Die verlassene Kirche „In Jesu Namen“

Die verlassene Kirche „In Jesu Namen“

„Ich bin der Weg, die Wahrheit und das Leben“

Zugegeben: ich kenne mich mit Kirchen – ob verlassen oder in Nutzung – nicht im Detail aus. Für mich gehören der Altar, eine Orgel und jede Menge Sitzbänke dazu. Ach, und nicht zu vergessen das Taufbecken und die Kerzen. Was aber die Bauweise angeht, könnte ich nicht sagen, in welche Himmelsrichtung das Kirchenschiff steht oder was sich in den Räumlichkeiten befindet, in die der Prediger im Anschluss an seine Rede verschwindet.

Somit war mir auch nicht klar, dass es das Besondere dieser Kirche ist, dass sich im Untergeschoss Gemeinde- und Wohnräume befinden und Hochparterre der Kirchenraum. Sicherlich fand ich es ungewöhnlich, eine Treppe ins Kirchenschiff hinauf gehen zu müssen. Aber da ich die Kirche eh nicht durch den Haupteingang betreten hatte, schenkte ich meinen Fotomotiven mehr Aufmerksamkeit.

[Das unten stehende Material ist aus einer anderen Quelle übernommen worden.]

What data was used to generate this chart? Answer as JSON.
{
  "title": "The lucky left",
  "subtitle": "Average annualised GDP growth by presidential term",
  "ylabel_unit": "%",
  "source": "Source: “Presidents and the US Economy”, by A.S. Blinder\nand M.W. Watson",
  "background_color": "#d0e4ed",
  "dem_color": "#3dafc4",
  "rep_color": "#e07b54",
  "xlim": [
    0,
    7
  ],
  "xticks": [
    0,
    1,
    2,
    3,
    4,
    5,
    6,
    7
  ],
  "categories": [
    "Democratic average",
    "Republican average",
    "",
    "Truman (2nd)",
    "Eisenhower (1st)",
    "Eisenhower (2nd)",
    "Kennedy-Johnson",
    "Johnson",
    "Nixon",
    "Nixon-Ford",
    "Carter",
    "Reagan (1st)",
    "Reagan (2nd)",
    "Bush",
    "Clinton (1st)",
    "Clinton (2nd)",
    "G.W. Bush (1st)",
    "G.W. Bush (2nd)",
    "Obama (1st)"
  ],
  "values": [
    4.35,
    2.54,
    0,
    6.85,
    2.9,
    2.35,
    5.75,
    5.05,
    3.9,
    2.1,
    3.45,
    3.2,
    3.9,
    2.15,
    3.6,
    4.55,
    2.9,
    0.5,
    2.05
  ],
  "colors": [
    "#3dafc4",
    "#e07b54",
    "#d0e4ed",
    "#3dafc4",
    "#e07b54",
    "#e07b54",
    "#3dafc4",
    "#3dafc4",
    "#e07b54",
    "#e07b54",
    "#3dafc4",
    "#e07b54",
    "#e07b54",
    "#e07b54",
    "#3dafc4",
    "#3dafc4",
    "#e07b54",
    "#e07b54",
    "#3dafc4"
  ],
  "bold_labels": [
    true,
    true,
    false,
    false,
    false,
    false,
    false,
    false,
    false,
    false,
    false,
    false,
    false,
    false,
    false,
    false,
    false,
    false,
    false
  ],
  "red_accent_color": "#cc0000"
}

Im Nachhinein habe ich versucht, etwas mehr Informationen über diese Kirche herauszufinden, was sich als schwierig erwies. Sie wurde auf jeden Fall in den Jahren 1891 bis 1899 nach Plänen des bekannten halleschen Kirchenarchitekten Fahro errichtet. Interessant fand ich die hölzerne Decke, da ich bisher nur Kirchen kenne, die eine steinerne Gewölbedecke haben. Aber wenn es danach ginge, würden dieser Kirche auch fette Marmorsäulen und diverse Heiligenfiguren fehlen. Überhaupt fehlt es dieser verlassenen Kirche an Prunk, Glanz und Gloria. Aber genau deswegen mochte ich diese Kirche. Die Highlights hier waren dafür die kleinen guseisernen Öfen, oder noch besser die alte Karte der Bibel-Geschichte. Bei der Gelegenheit habe ich gleich mal meine Geografie-Kenntnisse von Palästina und Kanaan und Co aufgefrischt. Wobei ich nicht sicher bin, ob ich jemals einen genauen (Lage)Plan des „heiligen Landes“ hatte. Kann ich auch heute nichts mit anfangen, müsste mich interessieren. Die Karte ist trotzdem ein tolles Relikt und zum Glück ziemlich heile. Das kann man von der Kirche nicht behaupten. Die evangelische Kirchengemeinde Hettstedt beantragte im Jahr 2002 den Abriss der Kirche, die bereits von Schimmel befallen ist, Löcher in der Decke aufweist und insgesamt in eine marode Schieflage geraten ist. Dennoch steht sie 20 Jahre nach dem Antrag immer noch.